Kristi MacDonald-Beyers, a Ph.D. candidate in Dr. David Ehrenfeld’s lab, has accepted a position as the Conservation & Policy Associate at NY/NJ Baykeeper, the citizen steward for the Hudson-Raritan estuary.  Kristi will be working with them on habitat conservation, restoration and policy issues.  Check their website at  for more information on the Baykeepers.

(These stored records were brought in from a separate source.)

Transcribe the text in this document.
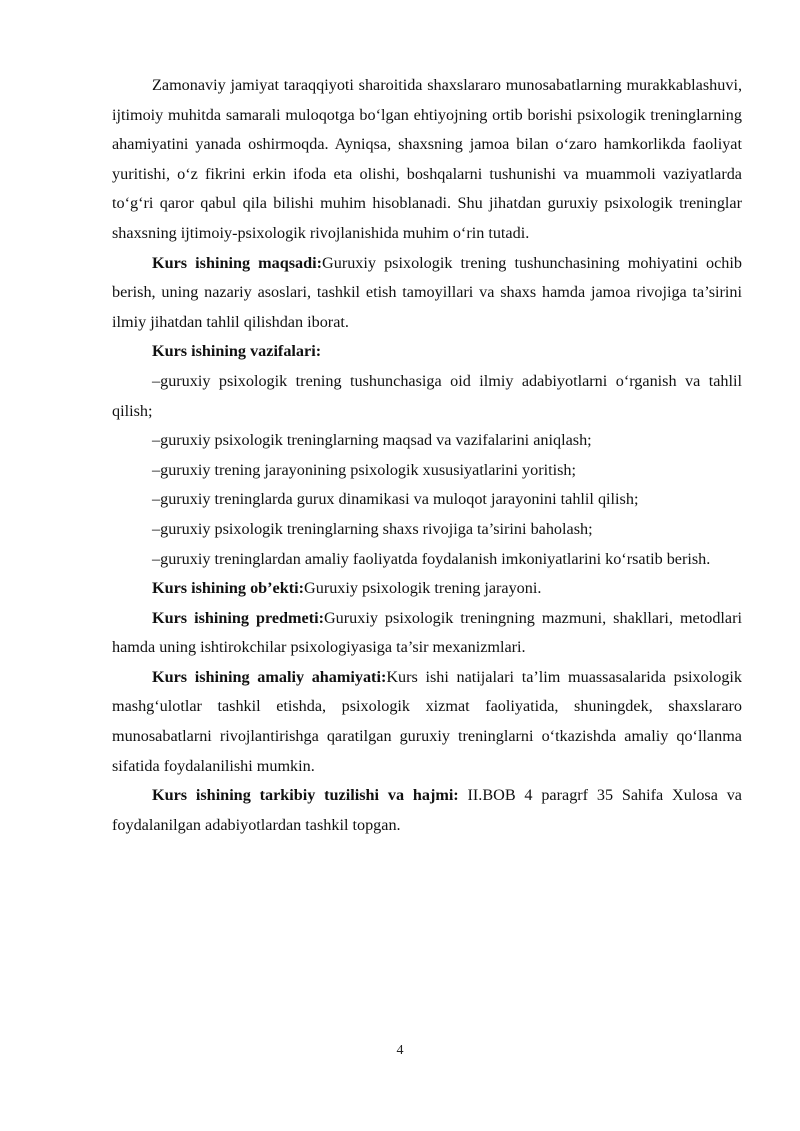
Zamonaviy jamiyat taraqqiyoti sharoitida shaxslararo munosabatlarning murakkablashuvi, ijtimoiy muhitda samarali muloqotga bo‘lgan ehtiyojning ortib borishi psixologik treninglarning ahamiyatini yanada oshirmoqda. Ayniqsa, shaxsning jamoa bilan o‘zaro hamkorlikda faoliyat yuritishi, o‘z fikrini erkin ifoda eta olishi, boshqalarni tushunishi va muammoli vaziyatlarda to‘g‘ri qaror qabul qila bilishi muhim hisoblanadi. Shu jihatdan guruxiy psixologik treninglar shaxsning ijtimoiy-psixologik rivojlanishida muhim o‘rin tutadi.

Kurs ishining maqsadi:Guruxiy psixologik trening tushunchasining mohiyatini ochib berish, uning nazariy asoslari, tashkil etish tamoyillari va shaxs hamda jamoa rivojiga ta’sirini ilmiy jihatdan tahlil qilishdan iborat.

Kurs ishining vazifalari:

–guruxiy psixologik trening tushunchasiga oid ilmiy adabiyotlarni o‘rganish va tahlil qilish;

–guruxiy psixologik treninglarning maqsad va vazifalarini aniqlash;

–guruxiy trening jarayonining psixologik xususiyatlarini yoritish;

–guruxiy treninglarda gurux dinamikasi va muloqot jarayonini tahlil qilish;

–guruxiy psixologik treninglarning shaxs rivojiga ta’sirini baholash;

–guruxiy treninglardan amaliy faoliyatda foydalanish imkoniyatlarini ko‘rsatib berish.

Kurs ishining ob’ekti:Guruxiy psixologik trening jarayoni.

Kurs ishining predmeti:Guruxiy psixologik treningning mazmuni, shakllari, metodlari hamda uning ishtirokchilar psixologiyasiga ta’sir mexanizmlari.

Kurs ishining amaliy ahamiyati:Kurs ishi natijalari ta’lim muassasalarida psixologik mashg‘ulotlar tashkil etishda, psixologik xizmat faoliyatida, shuningdek, shaxslararo munosabatlarni rivojlantirishga qaratilgan guruxiy treninglarni o‘tkazishda amaliy qo‘llanma sifatida foydalanilishi mumkin.

Kurs ishining tarkibiy tuzilishi va hajmi: II.BOB 4 paragrf 35 Sahifa Xulosa va foydalanilgan adabiyotlardan tashkil topgan.

4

Dr. Torsten Vor, a Post-Doctoral Fellow in Joan Ehrenfeld’s lab, is returning  to Germany to work in the Institute of Silviculture at the University of Goettingen on July, 15th .  We are sorry to see him leave and wish him all good things in the future.  Torsten is planning to work on a common project with the Ehrenfeld lab, so he will remain in touch.


J.C. Clement, a former Post-Doctoral Fellow in Joan Ehrenfeld’s lab, has accepted a tenured position at the University of Grenoble. He will be conducting research on landscape biogeochemistry and teach plant biology with a research team supervised by Sandra Lavorel.  J.C. and Gwen are happy to be returning to France at the end of July.


With this newsletter we say good-bye to two faculty who have accepted positions at other universities.

Dr. David Drake is moving to the University of Wisconsin-Madison. David will be a member of the Wildlife Ecology Dept.

Dr. Colleen Hatfield is moving to California. Colleen will be a member of the Biology Department at California State University-Chico.


 We will miss their scholarship and friendship and wish them all the best the future can hold.